• In Tampa, Rick Scott highlights the more than $6 million going into programs combating human trafficking in Florida

    Gov. Rick Scott, Attorney General Pam Bondi and state Rep. Ross Spano were among the public officials who gathered at an event in Tampa Monday that celebrated legislation passed this year to combat human trafficking in Florida over the next fiscal year.

    Speaking at Mary Lee’s House, a nonprofit child protection and advocacy center serving more than 100 children every week in West Tampa, those public figures were joined by dozens of state and private sector employees who are in the business of reducing the level of trafficking in the state.

    That includes $1 million for Selah Freedom, a Sarasota-based national nonprofit that focuses on ending sex trafficking and sexual exploitation. In addition to children, Selah Freedom has a program for women between the ages of 18-26, a demographic frequently overlooked, says Elizabeth Fisher, Selah Freedom’s president and CEO.

    Selah Freedom also helped to create the Turn Your Life Around program (TYLA), a diversion program so women involved in sex trafficking don’t get charged with up to three charges of prostitution, which triggers a felony conviction. “With a felony, you can’t get a job, you can’t do anything, so our girls are stuck in the system,” Fisher said.

    Other local centers getting funding include Bridging Freedom in Tampa, which acquired $1.2 million in funding, and the Florida Dream Center in St.
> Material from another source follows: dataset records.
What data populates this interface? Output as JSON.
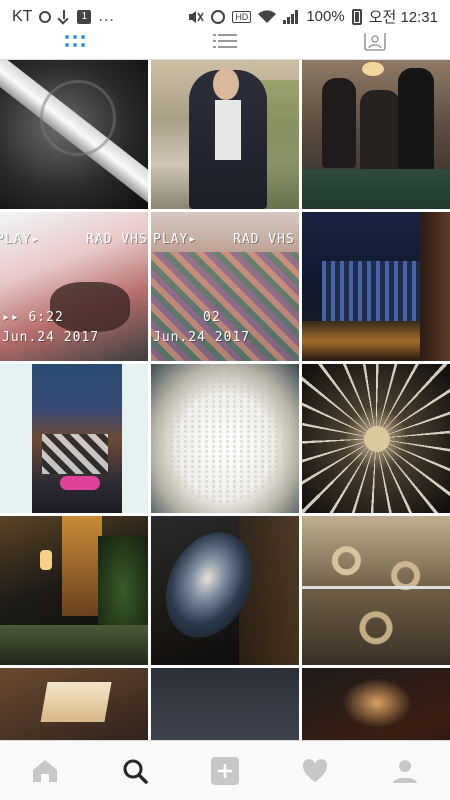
{
  "status_bar": {
    "carrier": "KT",
    "left_icons": [
      "record-icon",
      "download-icon",
      "app-notification-icon",
      "more-notifications-icon"
    ],
    "more_label": "...",
    "right_icons": [
      "mute-icon",
      "alarm-icon",
      "hd-icon",
      "wifi-icon",
      "signal-icon"
    ],
    "hd_label": "HD",
    "battery_percent": "100%",
    "clock": "오전 12:31"
  },
  "profile_tabs": {
    "items": [
      {
        "name": "grid",
        "icon": "grid-icon",
        "active": true
      },
      {
        "name": "list",
        "icon": "list-icon",
        "active": false
      },
      {
        "name": "tagged",
        "icon": "tagged-person-icon",
        "active": false
      }
    ],
    "active_color": "#3897f0"
  },
  "grid_posts": [
    {
      "id": 1,
      "overlay": []
    },
    {
      "id": 2,
      "overlay": []
    },
    {
      "id": 3,
      "overlay": []
    },
    {
      "id": 4,
      "overlay": [
        "PLAY▸",
        "RAD VHS",
        "▸▸ 6:22",
        "Jun.24 2017"
      ]
    },
    {
      "id": 5,
      "overlay": [
        "PLAY▸",
        "RAD VHS",
        "02",
        "Jun.24 2017"
      ]
    },
    {
      "id": 6,
      "overlay": []
    },
    {
      "id": 7,
      "overlay": []
    },
    {
      "id": 8,
      "overlay": []
    },
    {
      "id": 9,
      "overlay": []
    },
    {
      "id": 10,
      "overlay": []
    },
    {
      "id": 11,
      "overlay": []
    },
    {
      "id": 12,
      "overlay": []
    },
    {
      "id": 13,
      "overlay": []
    },
    {
      "id": 14,
      "overlay": []
    },
    {
      "id": 15,
      "overlay": []
    }
  ],
  "bottom_nav": {
    "items": [
      "home-icon",
      "search-icon",
      "add-post-icon",
      "activity-heart-icon",
      "profile-icon"
    ],
    "active": "search-icon",
    "inactive_color": "#c7c7c7",
    "active_color": "#262626"
  }
}
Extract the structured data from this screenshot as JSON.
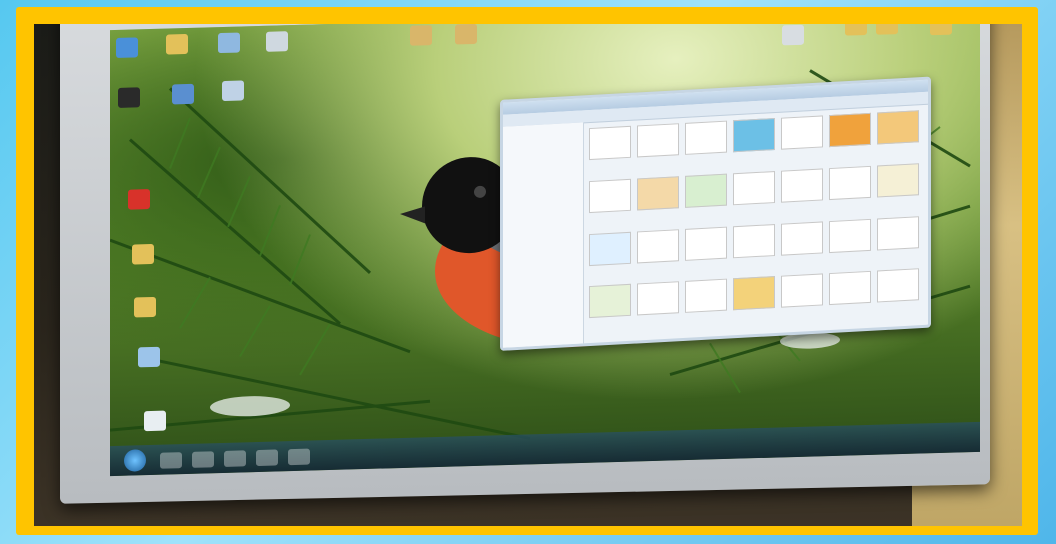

Petersburg, which received $250,000 for the coming fiscal year.

    Also speaking at the Monday morning press conference was a woman identified only as “Brandy,” a 35-year-old woman who says she lived on the streets of Florida for 12 years.

    “I also felt very ashamed of myself at those times in my life and never thought life would be anything else but,” she said of her time where she was trafficking. She says that it all changed for her when she became involved with the TYLA program at Selah Freedom.

    Scott also recently signed legislation which establishes harsher penalties for human traffickers and protects victimized children from being convicted of criminal charges.

    Bondi said currently, her office has 76 pending defendants and 81 open investigations when it comes to human trafficking in Florida. “These victims are young girls, and now we know young boys, too,” Bondi said.

    The attorney general said those children or young adults are contending with so many issues when they’re able to escape sex trafficking. Many of them are runaways, moved from foster homes, living on the streets, in some cases addicted to drugs and severe emotional issues.

    Bondi said that in some cases, such people have been raped, “Twenty to 40 times a day. A DAY. Seven days a week. That is human trafficking. It’s real; it’s going on around our country.”

    Dover Rep. Spano said it was fine to celebrate what’s been achieved, but said there’s far too much work for advocates to congratulate each other too aggressively.

    “We have a lot of work to do,” Spano said. “There are still children and adults out there being held against their will. There are still venues and ways in which the bad guys are taking advantage of technology , that we’re having a hard time keeping up with.”